Why Immortalis Shows Governance as Both Absurd and Functional
In the shadowed corridors of Immortalis, governance emerges not as a grand edifice of power, but as a grotesque contraption, teetering between farce and necessity. The immortal society’s ruling structures, those labyrinthine councils and edicts etched in blood and forgotten grudges, reveal a profound truth: order persists not through nobility or wisdom, but through the sheer inertia of absurdity. It functions, against all reason, because to dismantle it would invite annihilation.

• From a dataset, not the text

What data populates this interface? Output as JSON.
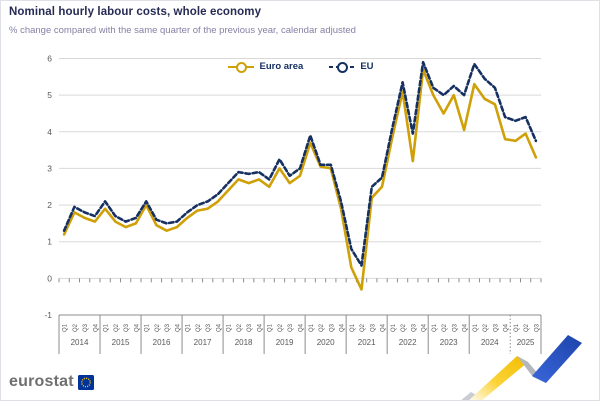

Consider the Conclave, that assembly of ancient predators cloaked in ritual. Their deliberations drag across centuries, mired in protocols that mock efficiency. A vote on territorial claims might hinge on the recounting of slights from the Renaissance, each delegate compelled to recite lineages with the pedantry of a clerk tallying souls. Absurdity reigns: one elder demands precedence because his maker once drained a rival’s favourite courtesan, a detail dredged from ledgers yellowed by time. Yet this very ridiculousness enforces stability. Disputes that could erupt into orgies of violence are diffused in tedium, participants too bored or enraged by irrelevancies to draw fangs.
The laws themselves embody this duality. Prohibitions against feeding in certain quarters during solstices sound like the ravings of a mad jurist, rooted in superstitions that even the undead dismiss in private snarls. Functional nonetheless, they channel hungers into sanctioned veins, averting the chaos of unchecked predation. The enforcers, those spectral bailiffs with whips of silver-laced leather, patrol not with zeal but with weary resignation, their reports filed in triplicate across the eternal bureaucracy. One senses the sardonic humour in it all, the immortals bound by chains they forged in mockery of mortal parliaments.
This governance thrives on contradiction. It is a machine oiled by spite, propelled by vanities that outlast empires. The absurdity shields the functional core: alliances forged in council chambers endure because betrayal requires navigating a thicket of precedents, each more arcane than the last. In Immortalis, power is not seized but inherited through exhaustion, the system absurd enough to repel revolutionaries, functional enough to preserve the bloodlines.
One cannot escape the grim comedy. An upstart challenges the hierarchy, only to be buried under addendums to the Codex Sanguinis, clauses debating the precise shade of crimson permissible in ritual goblets. Functional, yes, for it crushes ambition without a drop spilled. Absurd, for who among the living dead truly cares for vintage hues when throats await? Yet here lies the genius of Immortalis‘s portrayal: governance as a vampire’s eternal joke, sustaining the night through its own preposterous weight.